2. PFIZER MAY HAVE JUMPED THE GUN: There’s a growing belief among scientists in the U.S. — and in Israel, France and the U.K. — that booster shots will be needed this fall. The key phrase will be “waning immunity,” especially among the elderly and those with pre-existing conditions.
Pfizer is working on a booster shot, but the Biden Administration doesn’t want to address the issue yet, since vaccinations already have become politicized and the delta variant is surging in many states. Can the public be persuaded to get a third shot this fall? For now, the bigger concern is new cases of the virus among the 30% of the population (or more) that will refuse to get shots.
3. INFRASTRUCTURE TALKS OFF TO A ROCKY START: We’re hearing that some of the 11 Republicans who agreed to a $1.2 trillion infrastructure package are getting cold feet. The reason: doubts over how infrastructure spending will be paid for; dubious assertions about IRS enforcement and other revenue assumptions could prompt the Congressional Budget Office to challenge the scoring.
4. DEBT? WHO CARES? Highly recommended reading this morning — a lengthy and sobering article in the Wall Street Journal on the growing acceptance by most countries of huge new levels of debt. There may be no stopping the debt locomotive. The article is titled: “Governments World-Wide Gorge on Record Debt, Testing New Limits.”
5. URBAN GUN VIOLENCE, OUT OF CONTROL: Eleven people were shot and killed in Chicago this past weekend (down from 19 murders the weekend before). A Chicago rapper was shot 64 times. Homicides are surging from South LA to NYC, and the White House doesn’t have a clear plan; Biden’s poll ratings on this issue are terrible.

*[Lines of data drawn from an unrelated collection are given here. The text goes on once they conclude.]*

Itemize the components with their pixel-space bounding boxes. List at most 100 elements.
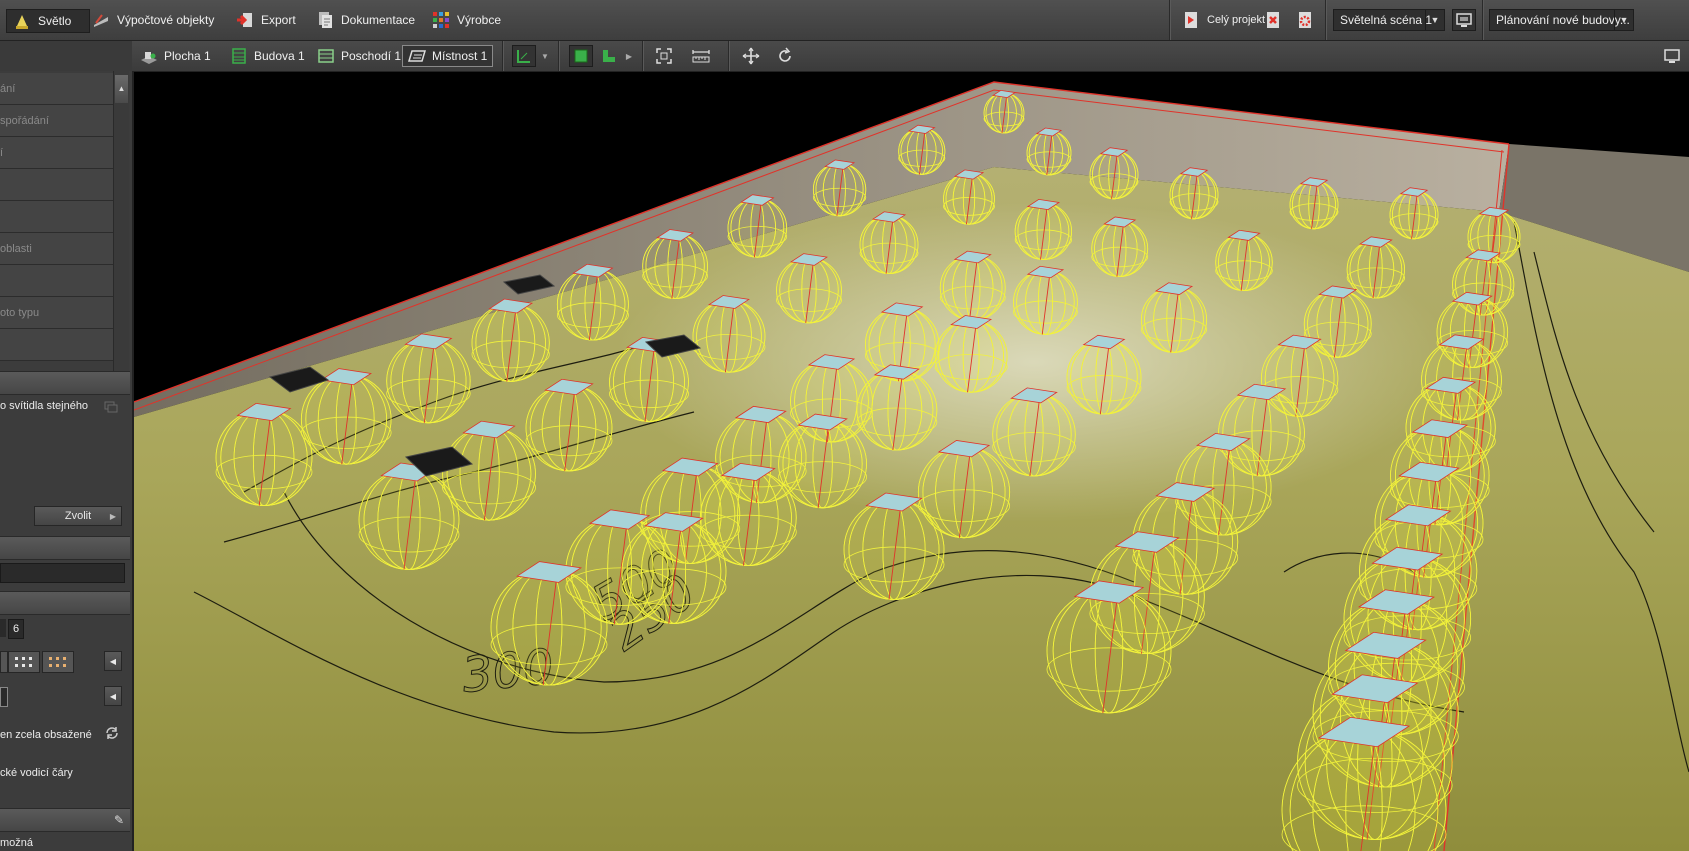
collapse-left-button[interactable]: ◀ (104, 686, 122, 706)
calc-objects-icon (92, 11, 110, 29)
tab-calc-objects[interactable]: Výpočtové objekty (86, 9, 220, 31)
floor-icon (317, 47, 335, 65)
settings-calc-button[interactable] (1293, 9, 1317, 31)
panel-section-header[interactable] (0, 371, 130, 395)
light-distribution-wire (300, 374, 392, 465)
toolbar-separator (642, 41, 644, 71)
copy-icon[interactable] (104, 401, 118, 413)
light-distribution-wire (843, 499, 945, 600)
light-distribution-wire (215, 409, 313, 507)
panel-row[interactable] (0, 201, 113, 233)
zoom-fit-button[interactable] (652, 45, 676, 67)
left-side-panel: ▲ ání spořádání í oblasti oto typu o sví… (0, 71, 134, 851)
monitor-icon (1663, 47, 1681, 65)
fully-contained-option[interactable]: en zcela obsažené (0, 729, 92, 741)
panel-row[interactable] (0, 329, 113, 361)
view-toolbar: Plocha 1 Budova 1 Poschodí 1 Místnost 1 … (132, 41, 1689, 72)
panel-input-field[interactable] (0, 563, 125, 583)
light-scene-select[interactable]: Světelná scéna 1 ▼ (1333, 9, 1445, 31)
move-icon (742, 47, 760, 65)
panel-small-input[interactable] (0, 687, 8, 707)
panel-row[interactable] (0, 265, 113, 297)
delete-icon (1264, 11, 1282, 29)
panel-scrollbar[interactable]: ▲ (113, 71, 129, 371)
panel-row[interactable]: oblasti (0, 233, 113, 265)
tab-documentation-label: Dokumentace (341, 13, 416, 27)
pan-button[interactable] (739, 45, 763, 67)
panel-row[interactable]: spořádání (0, 105, 113, 137)
window-layout-button[interactable] (1660, 45, 1684, 67)
chevron-right-icon[interactable]: ▶ (622, 45, 636, 67)
arrangement-grid-option[interactable] (42, 651, 74, 673)
room-icon (407, 47, 427, 65)
panel-row-label: oto typu (0, 306, 40, 319)
arrangement-grid-option[interactable] (8, 651, 40, 673)
breadcrumb-building[interactable]: Budova 1 (225, 45, 310, 67)
building-icon (230, 47, 248, 65)
floor-plan-icon (515, 47, 533, 65)
collapse-left-button[interactable]: ◀ (104, 651, 122, 671)
toolbar-separator (1482, 0, 1484, 40)
tab-light[interactable]: Světlo (6, 9, 90, 33)
toolbar-separator (502, 41, 504, 71)
grid-dots-icon (15, 657, 32, 667)
grid-dots-icon (49, 657, 66, 667)
breadcrumb-room[interactable]: Místnost 1 (402, 45, 494, 67)
scroll-up-icon[interactable]: ▲ (115, 75, 128, 103)
panel-row[interactable] (0, 169, 113, 201)
toolbar-separator (1169, 0, 1171, 40)
tab-light-label: Světlo (38, 14, 72, 28)
3d-scene[interactable]: 500300250 (134, 72, 1689, 851)
monitor-icon (1455, 11, 1473, 29)
export-icon (236, 11, 254, 29)
pin-icon[interactable]: ✎ (114, 813, 124, 827)
panel-bottom-text: možná (0, 837, 34, 849)
panel-row[interactable]: ání (0, 73, 113, 105)
same-luminaire-option[interactable]: o svítidla stejného (0, 400, 88, 412)
top-toolbar: Světlo Výpočtové objekty Export Dokument… (0, 0, 1689, 41)
light-distribution-wire (778, 419, 867, 509)
light-distribution-wire (525, 384, 613, 472)
planning-select[interactable]: Plánování nové budovy... ▼ (1489, 9, 1634, 31)
tab-export-label: Export (261, 13, 296, 27)
arrangement-option[interactable] (0, 651, 8, 673)
light-distribution-wire (1046, 588, 1172, 714)
tab-manufacturer[interactable]: Výrobce (426, 9, 507, 31)
breadcrumb-floor[interactable]: Poschodí 1 (312, 45, 406, 67)
breadcrumb-floor-label: Poschodí 1 (341, 49, 402, 63)
chevron-down-icon[interactable]: ▼ (538, 45, 552, 67)
scene-preview-button[interactable] (1452, 9, 1476, 31)
floor-plan-button[interactable] (512, 45, 536, 67)
panel-row-label: spořádání (0, 114, 49, 127)
count-input[interactable]: 6 (8, 619, 24, 639)
panel-section-header[interactable] (0, 536, 130, 560)
3d-view-button[interactable] (569, 45, 593, 67)
3d-viewport[interactable]: 500300250 (134, 72, 1689, 851)
delete-results-button[interactable] (1261, 9, 1285, 31)
chevron-down-icon: ▼ (1425, 10, 1444, 30)
choose-button-label: Zvolit (64, 510, 92, 522)
whole-project-button[interactable]: Celý projekt (1176, 9, 1271, 31)
run-calculation-icon (1182, 11, 1200, 29)
guide-lines-option[interactable]: cké vodicí čáry (0, 767, 73, 779)
rotate-button[interactable] (773, 45, 797, 67)
light-distribution-wire (856, 369, 938, 451)
measure-button[interactable] (689, 45, 713, 67)
manufacturer-icon (432, 11, 450, 29)
room-shape-button[interactable] (597, 45, 621, 67)
toolbar-separator (558, 41, 560, 71)
tab-export[interactable]: Export (230, 9, 302, 31)
panel-row[interactable]: í (0, 137, 113, 169)
chevron-left-icon: ◀ (109, 656, 117, 666)
panel-section-header[interactable] (0, 591, 130, 615)
panel-row[interactable]: oto typu (0, 297, 113, 329)
choose-button[interactable]: Zvolit ▶ (34, 506, 122, 526)
light-scene-value: Světelná scéna 1 (1340, 13, 1433, 27)
tab-documentation[interactable]: Dokumentace (310, 9, 421, 31)
count-input-left[interactable] (0, 619, 6, 637)
panel-section-header[interactable]: ✎ (0, 808, 130, 832)
light-distribution-wire (386, 338, 471, 424)
breadcrumb-site[interactable]: Plocha 1 (135, 45, 216, 67)
refresh-icon[interactable] (104, 725, 120, 741)
light-distribution-wire (621, 518, 727, 624)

An intriguing new player in this debate is Eric Adams, the likely new mayor of New York City. An ex-police officer, Adams is tough on crime — a stance the Democrats need to embrace ahead of the 2022 elections.
6. WITH 94% OF THE U.S. WEST IN A SEVERE DROUGHT, the likelihood of huge fires, water shortages and power outages may become Biden’s greatest headache. California, with the world’s fifth largest economy, faces rolling blackouts. Its governor, Gavin Newsom, faces a recall vote on Sept. 14. He’s the frontrunner, but even a close result would send a signal that Democrats face a tough election next year.
BOTTOM LINE: Like all presidents, Biden has to avoid the appearance of getting caught off-guard, but it happens. The Republicans don’t have a clear agenda and have to deal with Donald Trump, so Biden has some wiggle room; he has political capital as long as his job approval rating stays above 50% positive.
BUT JUST ONE EXPLOSIVE ISSUE — indecision on Cuba, a debate on booster shots, etc. — could divert attention away from Biden’s ambitious agenda in the coming weeks. It’s an agenda that requires virtual unanimity among Democrats, and that’s far from certain.